To lists of directories and candidate libraries stored in the current cache:
root@ubuntu:/# ldconfig -p
1112 libs found in cache `/etc/ld.so.cache'
libzvbi.so.0 (libc6,x86-64) => /lib/x86_64-linux-gnu/libzvbi.so.0
libzvbi-chains.so.0 (libc6,x86-64) => /lib/x86_64-linux-gnu/libzvbi-chains.so.0
libzstd.so.1 (libc6,x86-64) => /lib/x86_64-linux-gnu/libzstd.so.1
libzmq.so.5 (libc6,x86-64) => /lib/x86_64-linux-gnu/libzmq.so.5
libzip.so.4 (libc6,x86-64) => /lib/x86_64-linux-gnu/libzip.so.4
libzip.so (libc6,x86-64) => /lib/x86_64-linux-gnu/libzip.so
libz.so.1 (libc6,x86-64) => /lib/x86_64-linux-gnu/libz.so.1
libz.so (libc6,x86-64) => /lib/x86_64-linux-gnu/libz.so
And you can see the full cache, which I only showed a part of here.
note: When you install/upgrade a library or create your own you should run sudo ldconfig command to update your cache and create necessary symbolic links.
LD_LIBRARY_PATH
This is an environment variable that is possible to set directories in which the dynamic linker will look for a library sooner than anywhere else.
root@ubuntu:/# export LD_LIBRARY_PATH=/home/mahdi/lib/:/usr/lib/mahdi/ #to set this env variable
root@ubuntu:/# echo $LD_LIBRARY_PATH #to see the value of this env variable
/home/mahdi/lib:/usr/lib/mahdi/
dynamic linker
dynamic linker/loader: This is a program that is responsible to load required libraries for a program. ld-linux is the dynamic linker/loader in Linux systems. This program may have different names in different distributions, but in Ubuntu it is known as ld.so.
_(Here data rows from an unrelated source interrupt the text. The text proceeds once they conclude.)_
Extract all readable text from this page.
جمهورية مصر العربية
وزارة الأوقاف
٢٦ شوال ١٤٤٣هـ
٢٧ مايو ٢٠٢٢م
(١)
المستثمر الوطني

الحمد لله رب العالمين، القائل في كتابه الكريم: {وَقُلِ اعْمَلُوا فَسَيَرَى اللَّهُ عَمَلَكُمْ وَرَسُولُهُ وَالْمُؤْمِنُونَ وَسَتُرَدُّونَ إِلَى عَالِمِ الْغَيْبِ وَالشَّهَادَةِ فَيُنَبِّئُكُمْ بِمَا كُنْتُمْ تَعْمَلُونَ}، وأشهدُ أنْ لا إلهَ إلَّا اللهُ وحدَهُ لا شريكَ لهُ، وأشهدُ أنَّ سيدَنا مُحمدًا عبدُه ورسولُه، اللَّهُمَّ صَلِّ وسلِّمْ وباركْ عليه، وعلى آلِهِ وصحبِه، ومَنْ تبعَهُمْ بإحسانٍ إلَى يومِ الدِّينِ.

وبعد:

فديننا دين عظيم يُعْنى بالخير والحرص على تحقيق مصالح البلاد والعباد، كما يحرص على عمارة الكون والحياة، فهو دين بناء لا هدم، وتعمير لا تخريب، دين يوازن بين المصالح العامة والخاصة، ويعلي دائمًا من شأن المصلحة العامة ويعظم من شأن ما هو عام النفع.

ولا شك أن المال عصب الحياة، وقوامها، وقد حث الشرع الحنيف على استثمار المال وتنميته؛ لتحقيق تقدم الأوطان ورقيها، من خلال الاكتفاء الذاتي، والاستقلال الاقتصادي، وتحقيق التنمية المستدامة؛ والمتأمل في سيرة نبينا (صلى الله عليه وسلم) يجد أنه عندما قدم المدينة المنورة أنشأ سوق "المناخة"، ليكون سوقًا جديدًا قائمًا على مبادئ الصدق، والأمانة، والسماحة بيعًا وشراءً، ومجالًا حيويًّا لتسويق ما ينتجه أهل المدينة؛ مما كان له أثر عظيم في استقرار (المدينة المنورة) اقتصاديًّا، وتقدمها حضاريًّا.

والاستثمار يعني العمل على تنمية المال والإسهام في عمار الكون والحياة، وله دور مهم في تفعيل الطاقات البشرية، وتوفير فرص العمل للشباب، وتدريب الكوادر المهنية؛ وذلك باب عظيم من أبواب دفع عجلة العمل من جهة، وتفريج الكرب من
root@ubuntu:/# ld.so /usr/bin/ls -l
total 4194400
lrwxrwxrwx 1 root root 7 Apr 22 2024 bin -> usr/bin
drwxr-xr-x 2 root root 4096 Feb 26 2024 bin.usr-is-merged
drwxr-xr-x 3 root root 4096 Feb 2 21:37 boot
dr-xr-xr-x 2 root root 4096 Apr 24 2024 cdrom
drwxr-xr-x 19 root root 4440 Feb 24 11:03 dev
drwxr-xr-x 159 root root 12288 Feb 20 08:33 etc
drwxr-xr-x 7 root root 4096 Dec 16 21:54 home
lrwxrwxrwx 1 root root 7 Apr 22 2024 lib -> usr/lib
lrwxrwxrwx 1 root root 9 Apr 22 2024 lib64 -> usr/lib64
drwxr-xr-x 2 root root 4096 Apr 8 2024 lib.usr-is-merged
drwx------ 2 root root 16384 May 2 2024 lost+found
drwxr-xr-x 3 root root 4096 May 2 2024 media
drwxr-xr-x 5 root root 4096 Oct 10 12:58 mnt
drwxr-xr-x 2 root root 4096 Apr 24 2024 opt
dr-xr-xr-x 361 root root 0 Feb 24 11:02 proc
drwx------ 12 root root 4096 Feb 20 19:57 root
drwxr-xr-x 42 root root 1060 Feb 24 11:26 run
lrwxrwxrwx 1 root root 8 Apr 22 2024 sbin -> usr/sbin
drwxr-xr-x 2 root root 4096 Mar 31 2024 sbin.usr-is-merged
drwxr-xr-x 16 root root 4096 May 9 2024 snap
drwxr-xr-x 2 root root 4096 Apr 24 2024 srv
-rw------- 1 root root 4294967296 May 2 2024 swap.img
dr-xr-xr-x 13 root root 0 Feb 24 12:07 sys
drwxrwxrwt 21 root root 4096 Feb 24 12:00 tmp
drwxr-xr-x 14 root root 4096 May 2 2024 usr
drwxr-xr-x 15 root root 4096 Sep 6 22:01 var
In this example ld.so (dynamic linker) found and loaded required libraries for ls then ran the program.
So why we do run different programs without ld.so and they still work properly?
Because binary programs and Utilities are in Executable and Linkable Format (ELF) and when you run a ELF binary file, it loads the dynamic linker first.